Dose-dependent differential gene expression provides critical information required for regulatory decision-making. The lower costs associated with RNA-Seq have made it the preferred technology for transcriptomic analysis. However, concordance between RNA-Seq and microarray analyses in dose response studies has not been adequately vetted.

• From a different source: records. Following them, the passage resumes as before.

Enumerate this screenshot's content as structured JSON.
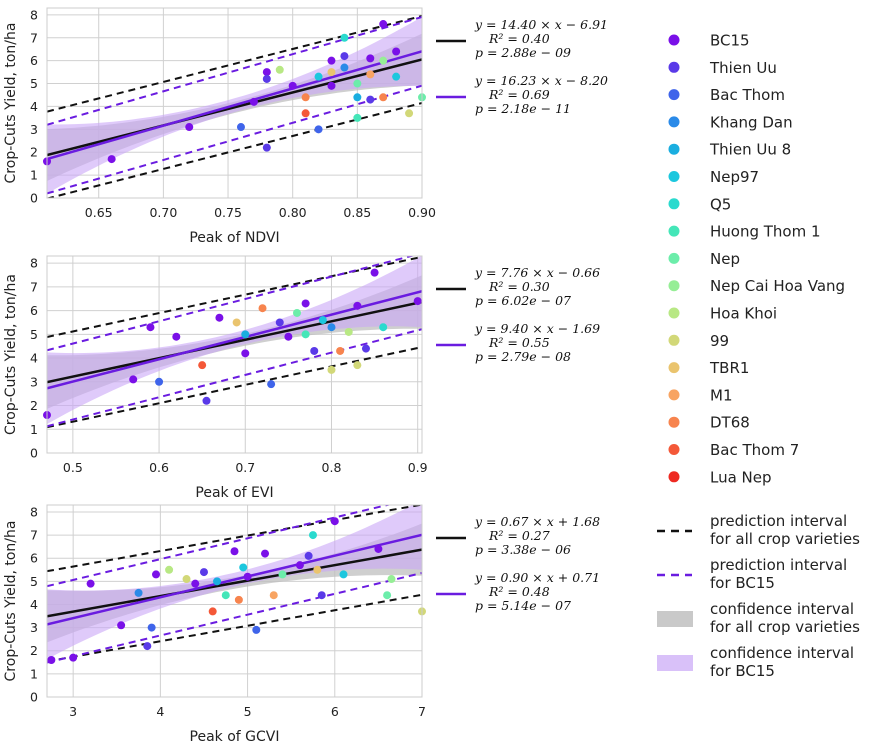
{
  "chart_data": [
    {
      "type": "scatter",
      "xlabel": "Peak of NDVI",
      "ylabel": "Crop-Cuts Yield, ton/ha",
      "xlim": [
        0.61,
        0.9
      ],
      "ylim": [
        0,
        8.3
      ],
      "xticks": [
        "0.65",
        "0.70",
        "0.75",
        "0.80",
        "0.85",
        "0.90"
      ],
      "xtick_values": [
        0.65,
        0.7,
        0.75,
        0.8,
        0.85,
        0.9
      ],
      "yticks": [
        "0",
        "1",
        "2",
        "3",
        "4",
        "5",
        "6",
        "7",
        "8"
      ],
      "grid": true,
      "fit_all": {
        "slope": 14.4,
        "intercept": -6.91,
        "eq": "y = 14.40 × x − 6.91",
        "r2": "R² = 0.40",
        "p": "p = 2.88e − 09",
        "pi_half": 1.9
      },
      "fit_bc15": {
        "slope": 16.23,
        "intercept": -8.2,
        "eq": "y = 16.23 × x − 8.20",
        "r2": "R² = 0.69",
        "p": "p = 2.18e − 11",
        "pi_half": 1.5
      },
      "points": [
        {
          "x": 0.61,
          "y": 1.6,
          "variety": "BC15"
        },
        {
          "x": 0.66,
          "y": 1.7,
          "variety": "BC15"
        },
        {
          "x": 0.72,
          "y": 3.1,
          "variety": "BC15"
        },
        {
          "x": 0.76,
          "y": 3.1,
          "variety": "Bac Thom"
        },
        {
          "x": 0.78,
          "y": 2.2,
          "variety": "Thien Uu"
        },
        {
          "x": 0.77,
          "y": 4.2,
          "variety": "BC15"
        },
        {
          "x": 0.78,
          "y": 5.5,
          "variety": "BC15"
        },
        {
          "x": 0.78,
          "y": 5.2,
          "variety": "Thien Uu"
        },
        {
          "x": 0.79,
          "y": 5.6,
          "variety": "Hoa Khoi"
        },
        {
          "x": 0.8,
          "y": 4.9,
          "variety": "BC15"
        },
        {
          "x": 0.81,
          "y": 3.7,
          "variety": "Bac Thom 7"
        },
        {
          "x": 0.81,
          "y": 4.4,
          "variety": "DT68"
        },
        {
          "x": 0.82,
          "y": 3.0,
          "variety": "Bac Thom"
        },
        {
          "x": 0.82,
          "y": 5.3,
          "variety": "Nep97"
        },
        {
          "x": 0.83,
          "y": 6.0,
          "variety": "BC15"
        },
        {
          "x": 0.83,
          "y": 5.5,
          "variety": "TBR1"
        },
        {
          "x": 0.84,
          "y": 6.2,
          "variety": "Thien Uu"
        },
        {
          "x": 0.84,
          "y": 7.0,
          "variety": "Q5"
        },
        {
          "x": 0.85,
          "y": 4.4,
          "variety": "Thien Uu 8"
        },
        {
          "x": 0.85,
          "y": 5.0,
          "variety": "Nep"
        },
        {
          "x": 0.85,
          "y": 3.5,
          "variety": "Huong Thom 1"
        },
        {
          "x": 0.86,
          "y": 6.1,
          "variety": "BC15"
        },
        {
          "x": 0.86,
          "y": 5.4,
          "variety": "M1"
        },
        {
          "x": 0.86,
          "y": 4.3,
          "variety": "Thien Uu"
        },
        {
          "x": 0.87,
          "y": 7.6,
          "variety": "BC15"
        },
        {
          "x": 0.87,
          "y": 6.0,
          "variety": "Nep Cai Hoa Vang"
        },
        {
          "x": 0.87,
          "y": 4.4,
          "variety": "DT68"
        },
        {
          "x": 0.88,
          "y": 6.4,
          "variety": "BC15"
        },
        {
          "x": 0.88,
          "y": 5.3,
          "variety": "Nep97"
        },
        {
          "x": 0.89,
          "y": 3.7,
          "variety": "99"
        },
        {
          "x": 0.9,
          "y": 4.4,
          "variety": "Nep"
        },
        {
          "x": 0.83,
          "y": 4.9,
          "variety": "BC15"
        },
        {
          "x": 0.84,
          "y": 5.7,
          "variety": "Khang Dan"
        }
      ]
    },
    {
      "type": "scatter",
      "xlabel": "Peak of EVI",
      "ylabel": "Crop-Cuts Yield, ton/ha",
      "xlim": [
        0.47,
        0.905
      ],
      "ylim": [
        0,
        8.3
      ],
      "xticks": [
        "0.5",
        "0.6",
        "0.7",
        "0.8",
        "0.9"
      ],
      "xtick_values": [
        0.5,
        0.6,
        0.7,
        0.8,
        0.9
      ],
      "yticks": [
        "0",
        "1",
        "2",
        "3",
        "4",
        "5",
        "6",
        "7",
        "8"
      ],
      "grid": true,
      "fit_all": {
        "slope": 7.76,
        "intercept": -0.66,
        "eq": "y = 7.76 × x − 0.66",
        "r2": "R² = 0.30",
        "p": "p = 6.02e − 07",
        "pi_half": 1.9
      },
      "fit_bc15": {
        "slope": 9.4,
        "intercept": -1.69,
        "eq": "y = 9.40 × x − 1.69",
        "r2": "R² = 0.55",
        "p": "p = 2.79e − 08",
        "pi_half": 1.6
      },
      "points": [
        {
          "x": 0.47,
          "y": 1.6,
          "variety": "BC15"
        },
        {
          "x": 0.57,
          "y": 3.1,
          "variety": "BC15"
        },
        {
          "x": 0.59,
          "y": 5.3,
          "variety": "BC15"
        },
        {
          "x": 0.6,
          "y": 3.0,
          "variety": "Bac Thom"
        },
        {
          "x": 0.62,
          "y": 4.9,
          "variety": "BC15"
        },
        {
          "x": 0.65,
          "y": 3.7,
          "variety": "Bac Thom 7"
        },
        {
          "x": 0.655,
          "y": 2.2,
          "variety": "Thien Uu"
        },
        {
          "x": 0.67,
          "y": 5.7,
          "variety": "BC15"
        },
        {
          "x": 0.69,
          "y": 5.5,
          "variety": "TBR1"
        },
        {
          "x": 0.7,
          "y": 5.0,
          "variety": "Thien Uu 8"
        },
        {
          "x": 0.7,
          "y": 4.2,
          "variety": "BC15"
        },
        {
          "x": 0.72,
          "y": 6.1,
          "variety": "DT68"
        },
        {
          "x": 0.73,
          "y": 2.9,
          "variety": "Bac Thom"
        },
        {
          "x": 0.74,
          "y": 5.5,
          "variety": "Thien Uu"
        },
        {
          "x": 0.75,
          "y": 4.9,
          "variety": "BC15"
        },
        {
          "x": 0.76,
          "y": 5.9,
          "variety": "Nep"
        },
        {
          "x": 0.77,
          "y": 6.3,
          "variety": "BC15"
        },
        {
          "x": 0.77,
          "y": 5.0,
          "variety": "Huong Thom 1"
        },
        {
          "x": 0.78,
          "y": 4.3,
          "variety": "Thien Uu"
        },
        {
          "x": 0.79,
          "y": 5.6,
          "variety": "Nep97"
        },
        {
          "x": 0.8,
          "y": 5.3,
          "variety": "Khang Dan"
        },
        {
          "x": 0.8,
          "y": 3.5,
          "variety": "99"
        },
        {
          "x": 0.81,
          "y": 4.3,
          "variety": "DT68"
        },
        {
          "x": 0.82,
          "y": 5.1,
          "variety": "Hoa Khoi"
        },
        {
          "x": 0.83,
          "y": 6.2,
          "variety": "BC15"
        },
        {
          "x": 0.84,
          "y": 4.4,
          "variety": "Thien Uu"
        },
        {
          "x": 0.85,
          "y": 7.6,
          "variety": "BC15"
        },
        {
          "x": 0.86,
          "y": 5.3,
          "variety": "Q5"
        },
        {
          "x": 0.9,
          "y": 6.4,
          "variety": "BC15"
        },
        {
          "x": 0.83,
          "y": 3.7,
          "variety": "99"
        }
      ]
    },
    {
      "type": "scatter",
      "xlabel": "Peak of GCVI",
      "ylabel": "Crop-Cuts Yield, ton/ha",
      "xlim": [
        2.7,
        7.0
      ],
      "ylim": [
        0,
        8.3
      ],
      "xticks": [
        "3",
        "4",
        "5",
        "6",
        "7"
      ],
      "xtick_values": [
        3,
        4,
        5,
        6,
        7
      ],
      "yticks": [
        "0",
        "1",
        "2",
        "3",
        "4",
        "5",
        "6",
        "7",
        "8"
      ],
      "grid": true,
      "fit_all": {
        "slope": 0.67,
        "intercept": 1.68,
        "eq": "y = 0.67 × x + 1.68",
        "r2": "R² = 0.27",
        "p": "p = 3.38e − 06",
        "pi_half": 1.95
      },
      "fit_bc15": {
        "slope": 0.9,
        "intercept": 0.71,
        "eq": "y = 0.90 × x + 0.71",
        "r2": "R² = 0.48",
        "p": "p = 5.14e − 07",
        "pi_half": 1.65
      },
      "points": [
        {
          "x": 2.75,
          "y": 1.6,
          "variety": "BC15"
        },
        {
          "x": 3.0,
          "y": 1.7,
          "variety": "BC15"
        },
        {
          "x": 3.2,
          "y": 4.9,
          "variety": "BC15"
        },
        {
          "x": 3.55,
          "y": 3.1,
          "variety": "BC15"
        },
        {
          "x": 3.75,
          "y": 4.5,
          "variety": "Khang Dan"
        },
        {
          "x": 3.85,
          "y": 2.2,
          "variety": "Thien Uu"
        },
        {
          "x": 3.9,
          "y": 3.0,
          "variety": "Bac Thom"
        },
        {
          "x": 3.95,
          "y": 5.3,
          "variety": "BC15"
        },
        {
          "x": 4.1,
          "y": 5.5,
          "variety": "Hoa Khoi"
        },
        {
          "x": 4.3,
          "y": 5.1,
          "variety": "99"
        },
        {
          "x": 4.4,
          "y": 4.9,
          "variety": "BC15"
        },
        {
          "x": 4.5,
          "y": 5.4,
          "variety": "Thien Uu"
        },
        {
          "x": 4.6,
          "y": 3.7,
          "variety": "Bac Thom 7"
        },
        {
          "x": 4.65,
          "y": 5.0,
          "variety": "Thien Uu 8"
        },
        {
          "x": 4.75,
          "y": 4.4,
          "variety": "Huong Thom 1"
        },
        {
          "x": 4.85,
          "y": 6.3,
          "variety": "BC15"
        },
        {
          "x": 4.9,
          "y": 4.2,
          "variety": "DT68"
        },
        {
          "x": 4.95,
          "y": 5.6,
          "variety": "Nep97"
        },
        {
          "x": 5.0,
          "y": 5.2,
          "variety": "BC15"
        },
        {
          "x": 5.1,
          "y": 2.9,
          "variety": "Bac Thom"
        },
        {
          "x": 5.2,
          "y": 6.2,
          "variety": "BC15"
        },
        {
          "x": 5.3,
          "y": 4.4,
          "variety": "M1"
        },
        {
          "x": 5.4,
          "y": 5.3,
          "variety": "Nep"
        },
        {
          "x": 5.6,
          "y": 5.7,
          "variety": "BC15"
        },
        {
          "x": 5.7,
          "y": 6.1,
          "variety": "Thien Uu"
        },
        {
          "x": 5.75,
          "y": 7.0,
          "variety": "Q5"
        },
        {
          "x": 5.8,
          "y": 5.5,
          "variety": "TBR1"
        },
        {
          "x": 5.85,
          "y": 4.4,
          "variety": "Thien Uu"
        },
        {
          "x": 6.0,
          "y": 7.6,
          "variety": "BC15"
        },
        {
          "x": 6.1,
          "y": 5.3,
          "variety": "Nep97"
        },
        {
          "x": 6.5,
          "y": 6.4,
          "variety": "BC15"
        },
        {
          "x": 6.6,
          "y": 4.4,
          "variety": "Nep"
        },
        {
          "x": 6.65,
          "y": 5.1,
          "variety": "Nep Cai Hoa Vang"
        },
        {
          "x": 7.0,
          "y": 3.7,
          "variety": "99"
        }
      ]
    }
  ],
  "colors": {
    "all_fit": "#111111",
    "bc15_fit": "#6a1ce0",
    "ci_all": "#bfbfbf",
    "ci_bc15": "#c9a6f6",
    "grid": "#d0d0d0",
    "frame": "#cccccc"
  },
  "varieties": [
    {
      "name": "BC15",
      "color": "#7a10e8"
    },
    {
      "name": "Thien Uu",
      "color": "#5a3ae8"
    },
    {
      "name": "Bac Thom",
      "color": "#3f64ea"
    },
    {
      "name": "Khang Dan",
      "color": "#2a8ae8"
    },
    {
      "name": "Thien Uu 8",
      "color": "#1aaee0"
    },
    {
      "name": "Nep97",
      "color": "#1cc7de"
    },
    {
      "name": "Q5",
      "color": "#2adace"
    },
    {
      "name": "Huong Thom 1",
      "color": "#44e6b8"
    },
    {
      "name": "Nep",
      "color": "#6cedaa"
    },
    {
      "name": "Nep Cai Hoa Vang",
      "color": "#96ee96"
    },
    {
      "name": "Hoa Khoi",
      "color": "#b8e884"
    },
    {
      "name": "99",
      "color": "#d2d878"
    },
    {
      "name": "TBR1",
      "color": "#eac46e"
    },
    {
      "name": "M1",
      "color": "#f8a462"
    },
    {
      "name": "DT68",
      "color": "#f7844e"
    },
    {
      "name": "Bac Thom 7",
      "color": "#f45838"
    },
    {
      "name": "Lua Nep",
      "color": "#ee2a22"
    }
  ],
  "legend_intervals": [
    {
      "style": "dash-black",
      "lines": [
        "prediction interval",
        "for all crop varieties"
      ]
    },
    {
      "style": "dash-purple",
      "lines": [
        "prediction interval",
        "for BC15"
      ]
    },
    {
      "style": "patch-gray",
      "lines": [
        "confidence interval",
        "for all crop varieties"
      ]
    },
    {
      "style": "patch-purple",
      "lines": [
        "confidence interval",
        "for BC15"
      ]
    }
  ]
}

Researchers at Michigan State University compared the hepatic transcriptome of C57BL/6 mice following gavage with TCDD using Illumina HiSeq RNA-Sequencing (RNA-Seq) and Agilent 4x44K microarrays using the same normalization and analysis approach. RNA-Seq and microarray analysis identified a total of 18,063 and 16,403 genes, respectively, that were expressed in the liver. RNA-Seq analysis for differentially expressed genes (DEGs) varied dramatically depending on the P1 (t) cut-off while microarray results varied more based on the fold change criteria, although responses strongly correlated. Verification by WaferGen SmartChip QRTPCR revealed that RNA-Seq had a false discovery rate of 24% compared to 54% for microarray analysis. Dose–response modeling of RNA-Seq and microarray data demonstrated similar point of departure (POD) and ED50 estimates for common DEGs.
There was a strong correspondence between RNA-Seq and Agilent array transcriptome profiling when using the same samples and analysis strategy. However, RNA-Seq provided superior quantitative data, identifying more genes and DEGs, as well as qualitative information regarding identity and annotation for dose response modeling in support of regulatory decision-making.